Hayes Volcano is a stratovolcano in southwestern Matanuska-Susitna Borough, Alaska, 135 km northwest of Anchorage, that was not discovered until 1975. It is responsible for a series of six major tephra layers in the Cook Inlet region of Alaska. Hayes was mostly destroyed by at least six catastrophic eruptions between 3,400 and 3,800 years ago, and the average volume of these eruptions was 2.4 cubic km. In comparison, the volume of the May 18, 1980 eruption of Mount St. Helens was about 1 cubic km. The eruptions of Hayes Volcano during that time were the most voluminous Holocene eruptions to have occurred in the Cook Inlet region. There is currently no fumarolic activity present. The last eruption of Hayes Volcano occurred roughly 1,200 years ago. It is named after the adjacent Hayes Glacier.

== Physical setting ==

Hayes Volcano is an ice-shrouded, glacially scoured eruptive center of Quaternary age composed
of pyroclastic deposits, volcanic breccia, and lava domes. Although the edifice of the volcano is
largely covered by glacier ice, parts of small lava domes, dome debris, and pyroclastic deposits project
through the ice at altitudes of 2,400 to 2,800 meters above sea level. The volcano is nestled within the Tordrillo Mountains, a rugged, glacier-clad mountain range, between the Alaska Range and Cook Inlet, that
is composed primarily of older plutonic igneous rocks. Most of the area is in high relief (greater than 1,500 meters) and supports an extensive complex of glacier ice that covers most of the mountainous terrain. The volume of perennial snow and glacier ice on Hayes Volcano is not known but is comparable to the ice volume present on Mount Spurr volcano (to the south), which supports about 67 km^{3} of ice and perennial snow.

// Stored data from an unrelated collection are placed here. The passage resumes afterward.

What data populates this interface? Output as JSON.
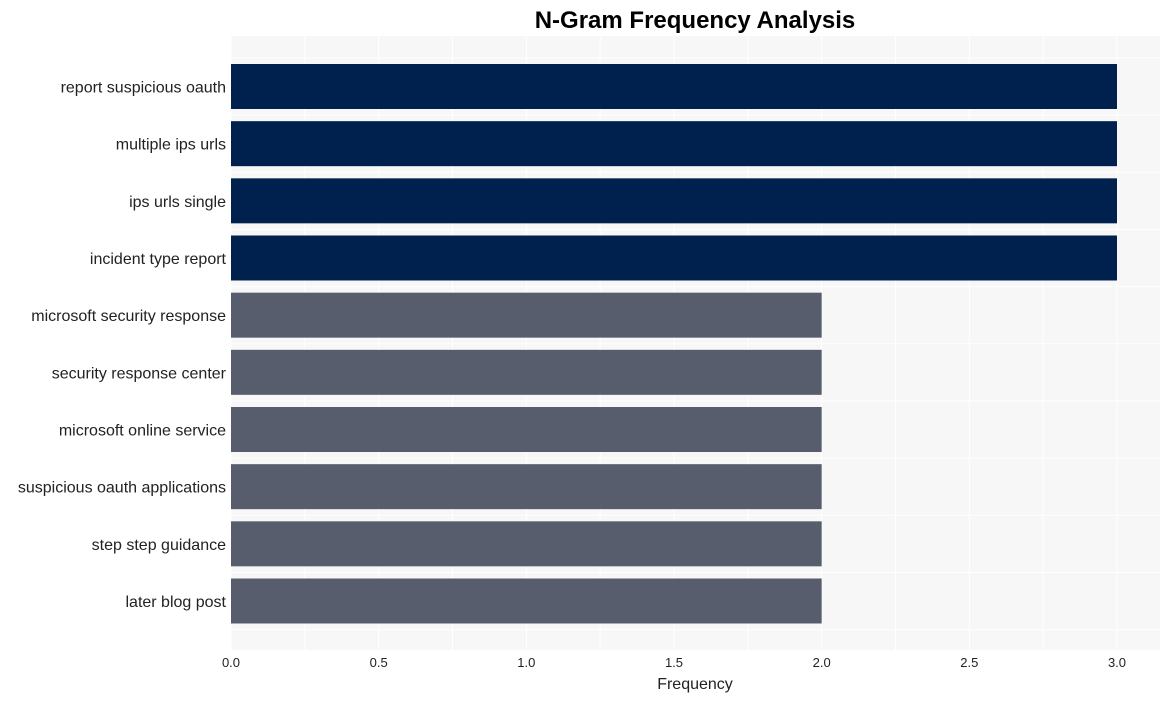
{
  "chart_data": {
    "type": "bar",
    "orientation": "horizontal",
    "title": "N-Gram Frequency Analysis",
    "xlabel": "Frequency",
    "ylabel": "",
    "categories": [
      "report suspicious oauth",
      "multiple ips urls",
      "ips urls single",
      "incident type report",
      "microsoft security response",
      "security response center",
      "microsoft online service",
      "suspicious oauth applications",
      "step step guidance",
      "later blog post"
    ],
    "values": [
      3,
      3,
      3,
      3,
      2,
      2,
      2,
      2,
      2,
      2
    ],
    "bar_colors": [
      "#00204e",
      "#00204e",
      "#00204e",
      "#00204e",
      "#575d6d",
      "#575d6d",
      "#575d6d",
      "#575d6d",
      "#575d6d",
      "#575d6d"
    ],
    "xlim": [
      0,
      3.15
    ],
    "xticks": [
      "0.0",
      "0.5",
      "1.0",
      "1.5",
      "2.0",
      "2.5",
      "3.0"
    ],
    "xtick_values": [
      0,
      0.5,
      1.0,
      1.5,
      2.0,
      2.5,
      3.0
    ],
    "grid": true,
    "legend": "none",
    "background": "#f7f7f7"
  }
}
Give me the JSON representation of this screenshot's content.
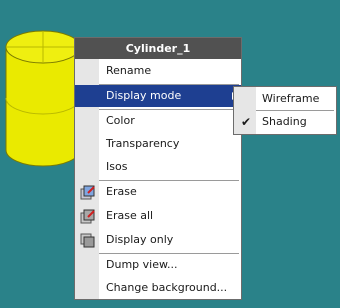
{
  "colors": {
    "background": "#2a8289",
    "cylinder": "#eaea00",
    "menu_title_bg": "#515151",
    "selection": "#1e3f91"
  },
  "context_menu": {
    "title": "Cylinder_1",
    "items": [
      {
        "label": "Rename"
      },
      {
        "label": "Display mode",
        "has_submenu": true,
        "highlighted": true
      },
      {
        "label": "Color"
      },
      {
        "label": "Transparency"
      },
      {
        "label": "Isos"
      },
      {
        "label": "Erase",
        "icon": "erase-icon"
      },
      {
        "label": "Erase all",
        "icon": "erase-all-icon"
      },
      {
        "label": "Display only",
        "icon": "display-only-icon"
      },
      {
        "label": "Dump view..."
      },
      {
        "label": "Change background..."
      }
    ]
  },
  "display_mode_submenu": {
    "items": [
      {
        "label": "Wireframe",
        "checked": false
      },
      {
        "label": "Shading",
        "checked": true
      }
    ]
  }
}
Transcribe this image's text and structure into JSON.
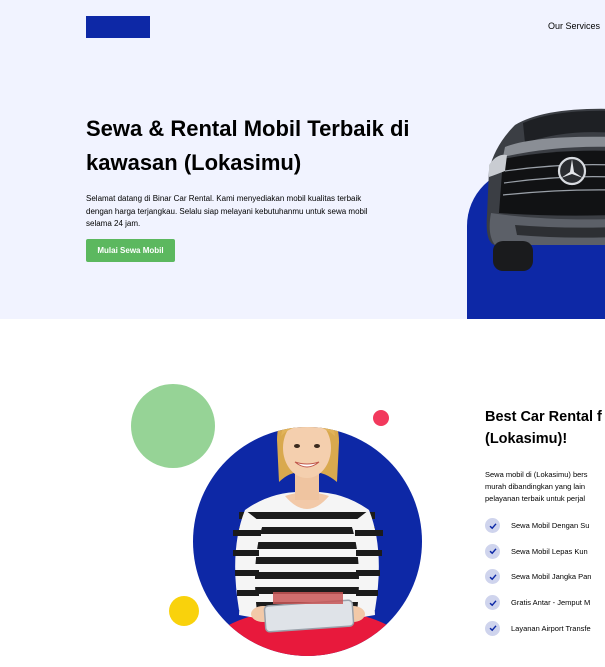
{
  "navbar": {
    "logo_text": "",
    "link_label": "Our Services"
  },
  "hero": {
    "title": "Sewa & Rental Mobil Terbaik di kawasan (Lokasimu)",
    "description": "Selamat datang di Binar Car Rental. Kami menyediakan mobil kualitas terbaik dengan harga terjangkau. Selalu siap melayani kebutuhanmu untuk sewa mobil selama 24 jam.",
    "cta_label": "Mulai Sewa Mobil"
  },
  "about": {
    "title_lines": [
      "Best Car Rental f",
      "(Lokasimu)!"
    ],
    "description_lines": [
      "Sewa mobil di (Lokasimu) bers",
      "murah dibandingkan yang lain",
      "pelayanan terbaik untuk perjal"
    ],
    "features": [
      "Sewa Mobil Dengan Su",
      "Sewa Mobil Lepas Kun",
      "Sewa Mobil Jangka Pan",
      "Gratis Antar - Jemput M",
      "Layanan Airport Transfe"
    ]
  },
  "colors": {
    "brand_blue": "#0d28a6",
    "hero_bg": "#f1f3ff",
    "cta_green": "#5cb85f",
    "accent_green": "#96d396",
    "accent_pink": "#f2395d",
    "accent_yellow": "#f9d20c",
    "check_bg": "#cfd4ed"
  }
}
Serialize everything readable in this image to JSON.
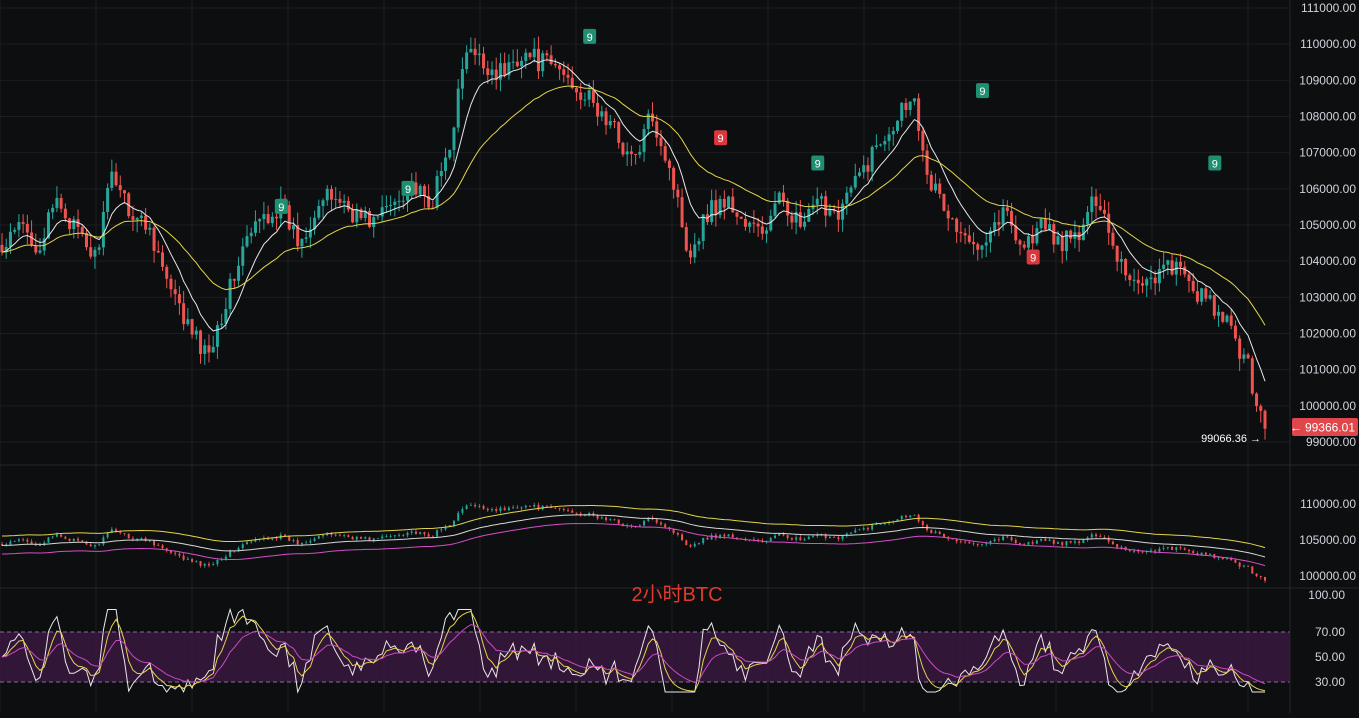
{
  "chart_data": [
    {
      "type": "candlestick",
      "name": "",
      "ylim": [
        99000,
        111000
      ],
      "y_ticks": [
        "111000.00",
        "110000.00",
        "109000.00",
        "108000.00",
        "107000.00",
        "106000.00",
        "105000.00",
        "104000.00",
        "103000.00",
        "102000.00",
        "101000.00",
        "100000.00",
        "99000.00"
      ],
      "y_tick_values": [
        111000,
        110000,
        109000,
        108000,
        107000,
        106000,
        105000,
        104000,
        103000,
        102000,
        101000,
        100000,
        99000
      ],
      "ohlc_close_anchors": [
        104200,
        105000,
        104400,
        105700,
        104800,
        104100,
        106500,
        105300,
        104900,
        103200,
        102200,
        101400,
        102800,
        104400,
        105200,
        105500,
        104500,
        105600,
        105800,
        105300,
        105100,
        105600,
        106200,
        105400,
        107000,
        109800,
        109400,
        109200,
        109800,
        109500,
        109300,
        108800,
        108200,
        107600,
        106700,
        108100,
        106500,
        104200,
        105400,
        105700,
        105000,
        104800,
        105800,
        104900,
        105600,
        105400,
        106200,
        107100,
        107900,
        108700,
        106200,
        105200,
        104400,
        104800,
        105400,
        104400,
        105000,
        104500,
        104700,
        105900,
        104200,
        103400,
        103600,
        103900,
        103300,
        102800,
        102200,
        101200,
        99366
      ],
      "series": [
        {
          "name": "",
          "color": "#e8e8e8"
        },
        {
          "name": "",
          "color": "#e5d44a"
        }
      ],
      "markers": [
        {
          "label": "9",
          "kind": "up",
          "x": 66,
          "price": 105500
        },
        {
          "label": "9",
          "kind": "up",
          "x": 96,
          "price": 106000
        },
        {
          "label": "9",
          "kind": "up",
          "x": 139,
          "price": 110200
        },
        {
          "label": "9",
          "kind": "down",
          "x": 170,
          "price": 107400
        },
        {
          "label": "9",
          "kind": "up",
          "x": 193,
          "price": 106700
        },
        {
          "label": "9",
          "kind": "up",
          "x": 232,
          "price": 108700
        },
        {
          "label": "9",
          "kind": "down",
          "x": 244,
          "price": 104100
        },
        {
          "label": "9",
          "kind": "up",
          "x": 287,
          "price": 106700
        }
      ],
      "last_price_label": "99366.01",
      "last_price": 99366.01,
      "low_annotation": "99066.36 →",
      "low_price": 99066.36,
      "colors": {
        "up": "#26a69a",
        "down": "#ef5350",
        "marker_up": "#1f8f72",
        "marker_down": "#d9383e",
        "price_tag": "#e0474c"
      }
    },
    {
      "type": "candlestick_with_bands",
      "ylim": [
        100000,
        110000
      ],
      "y_ticks": [
        "110000.00",
        "105000.00",
        "100000.00"
      ],
      "y_tick_values": [
        110000,
        105000,
        100000
      ],
      "series": [
        {
          "name": "",
          "color": "#e5d44a"
        },
        {
          "name": "",
          "color": "#d8d8d8"
        },
        {
          "name": "",
          "color": "#d64fc8"
        }
      ],
      "watermark": "2小时BTC"
    },
    {
      "type": "line",
      "ylim": [
        20,
        100
      ],
      "y_ticks": [
        "100.00",
        "70.00",
        "50.00",
        "30.00"
      ],
      "y_tick_values": [
        100,
        70,
        50,
        30
      ],
      "band": [
        30,
        70
      ],
      "band_color": "#3a1840",
      "series": [
        {
          "name": "",
          "color": "#e8e8e8"
        },
        {
          "name": "",
          "color": "#e5d44a"
        },
        {
          "name": "",
          "color": "#c94bc0"
        }
      ]
    }
  ]
}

Unlike the other volcanoes in the Cook Inlet area, Hayes Volcano lacks a well-defined cone, and deposits from eruptions older than the 4,400-to-3,600-year-old eruption are not known. The volcano is unusual in this regard because all other volcanoes in the Cook Inlet area consist of relatively voluminous assemblages of volcanic rock and debris that formed over many tens of thousands of years.

== Historical eruptions ==

Historical eruptions of Hayes Volcano are not known and evidence of recent eruptive activity is not
apparent on the volcano. During trips to the volcano in 1999 and 2000, signs of volcanic unrest, such as melting of glacier ice, steaming, or discoloration of the ice surface by volcanic ash were not observed.